If Canada plunges whole-heartedly for renewables that remain high-priced while the U.S. embraces low-cost oil and gas, we will suffer a loss of competitiveness that reduces our economic growth while the U.S. pulls away, writes Philip Cross.

By Philip Cross, July 18, 2018

Abundant energy is the beating heart of our economy and society, driving the ongoing search for new energy sources. At one time, nuclear energy and then briefly fusion promised unlimited power at little economic or environmental cost.

Since the 1970s, renewables from wind and solar power have held out the tantalizing prospect of lower prices without emissions. However, renewable energy remains a minor source of energy (about four per cent in Canada excluding hydro).

This is why the International Energy Agency forecasts oil demand will grow to over 100 million barrels a day by 2040, followed by natural gas and coal. Transitioning from fossil fuels will be long and laborious with no guarantee that renewable energy ever displaces them as the primary energy source.

High cost is a major drawback for wind and solar power. It is misleading to claim solar and wind power costs the same or less as other energy sources since all that matters is the overall cost of energy.

Focusing on the cost of generating one more kilowatt hour of solar or wind power ignores their overall impact on electricity prices. It is no accident that jurisdictions investing the most in renewable energy, such as Denmark, Germany, and Ontario, have the highest electricity prices. The intermittent nature of wind and sun and the prohibitive cost of storing electricity means renewables need to be backed up by thermal or nuclear power sources, which have high capital costs that must be accounted for in the cost of renewables.

Electricity prices in Europe are nearly twice as high as in North America. Europe increased its reliance on renewables while shunning the fracking technology that unleashed a torrent of oil and natural gas in North America. Developing cheap energy sources helped raise economic growth in North America consistently above Europe over the past decade.

At the same time, North America’s emissions fell as natural gas displaced coal-powered plants while Europe’s emissions stayed high because the growth of renewable energy was offset by Germany’s closing nuclear plants and shifting to more coal.

Since renewable energy is costly for the overall energy grid, supporters use pastoral appeals that wholesomely describe solar and wind power sources as farms while thermal and nuclear energy sources are denigrated as industrial plants. This reflects an hostility towards modernity despite its obvious benefits for our lifespans and living standards. Solar and wind also appeals to the rising anti-globalisation sentiment of our time; they are usually sourced nearby and certainly are not transported overseas like oil and gas.

However, this very portability of oil and gas is one of their advantages that allow an immense amount of energy to be carried in automobile gas tanks or aeroplanes.

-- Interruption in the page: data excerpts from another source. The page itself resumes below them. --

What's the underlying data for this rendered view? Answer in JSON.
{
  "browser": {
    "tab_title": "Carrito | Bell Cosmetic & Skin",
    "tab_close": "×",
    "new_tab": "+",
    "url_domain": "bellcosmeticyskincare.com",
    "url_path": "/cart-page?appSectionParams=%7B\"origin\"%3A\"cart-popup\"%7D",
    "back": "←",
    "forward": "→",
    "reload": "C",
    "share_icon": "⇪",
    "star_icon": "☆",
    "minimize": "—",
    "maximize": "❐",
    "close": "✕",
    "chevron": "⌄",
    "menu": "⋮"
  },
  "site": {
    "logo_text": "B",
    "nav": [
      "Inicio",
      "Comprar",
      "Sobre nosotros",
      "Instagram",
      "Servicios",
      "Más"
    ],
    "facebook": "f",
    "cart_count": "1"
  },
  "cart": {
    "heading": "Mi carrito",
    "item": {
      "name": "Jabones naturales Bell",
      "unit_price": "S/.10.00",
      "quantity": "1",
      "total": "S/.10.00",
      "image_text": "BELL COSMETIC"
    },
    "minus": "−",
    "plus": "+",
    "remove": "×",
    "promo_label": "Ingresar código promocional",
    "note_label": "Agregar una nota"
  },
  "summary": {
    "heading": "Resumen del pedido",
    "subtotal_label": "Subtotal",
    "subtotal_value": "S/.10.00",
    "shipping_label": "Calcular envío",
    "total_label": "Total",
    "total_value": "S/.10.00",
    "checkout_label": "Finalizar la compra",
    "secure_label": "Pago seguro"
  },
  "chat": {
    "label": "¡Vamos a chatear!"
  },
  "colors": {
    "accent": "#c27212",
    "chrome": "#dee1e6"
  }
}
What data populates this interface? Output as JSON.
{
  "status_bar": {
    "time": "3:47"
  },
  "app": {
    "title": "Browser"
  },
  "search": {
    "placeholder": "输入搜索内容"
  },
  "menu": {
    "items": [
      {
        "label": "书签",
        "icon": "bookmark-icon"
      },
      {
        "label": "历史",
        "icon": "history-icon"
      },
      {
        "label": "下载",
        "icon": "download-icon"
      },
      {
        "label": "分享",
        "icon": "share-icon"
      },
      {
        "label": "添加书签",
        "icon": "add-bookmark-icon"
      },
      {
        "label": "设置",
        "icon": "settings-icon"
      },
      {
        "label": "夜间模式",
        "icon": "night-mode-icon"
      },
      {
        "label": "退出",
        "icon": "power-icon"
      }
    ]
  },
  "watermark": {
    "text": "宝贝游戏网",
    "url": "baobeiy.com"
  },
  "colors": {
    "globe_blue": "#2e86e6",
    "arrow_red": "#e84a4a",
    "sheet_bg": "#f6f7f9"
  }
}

Hydro is the most successful renewable energy source but is regarded ambivalently by environmentalists. Some tout the green credentials of large scale dams since governments and the IPCC classify them as clean power, while others only approve of small projects because of the environmental damage from large reservoirs. In any case, governments increasingly will be skeptical of large hydro projects after the massive cost overruns at Muskrat Falls in Newfoundland and Site C in BC.

The promised proliferation of jobs from wind and solar power has never materialized. All energy sources are inherently capital intensive, whether renewable, thermal or nuclear. As a result, the jobs Ontario and the Obama administration hoped for when making large green energy investments during the 2008-2009 recession failed to occur. Rather than unleashing a gale of green growth, high prices for renewable energy compounded the loss of jobs in industries that depend on cheap energy inputs.

Nuclear power was thought in the 1970s to be the future of energy, reflecting its scientific image, low costs and no emissions. Some fateful decisions based on this assumption have haunted governments ever since, notably Ontario’s bet on nuclear plants and Newfoundland’s sale of Churchill Falls power to Hydro Quebec (which itself was debating internally whether to commit to nuclear or hydro power).

The lesson is that the consequences of developing specific energy sources will be felt for decades to come.

If Canada plunges whole-heartedly for renewables that remain high-priced while the U.S. embraces low-cost oil and gas, we will suffer a loss of competitiveness that reduces our economic growth while the U.S. pulls away. As seen with nuclear power, the path forward in energy sources is never as obvious as it seems today since it is impossible to predict how technology and the economy will change.

Philip Cross is a senior fellow at the Macdonald-Laurier Institute.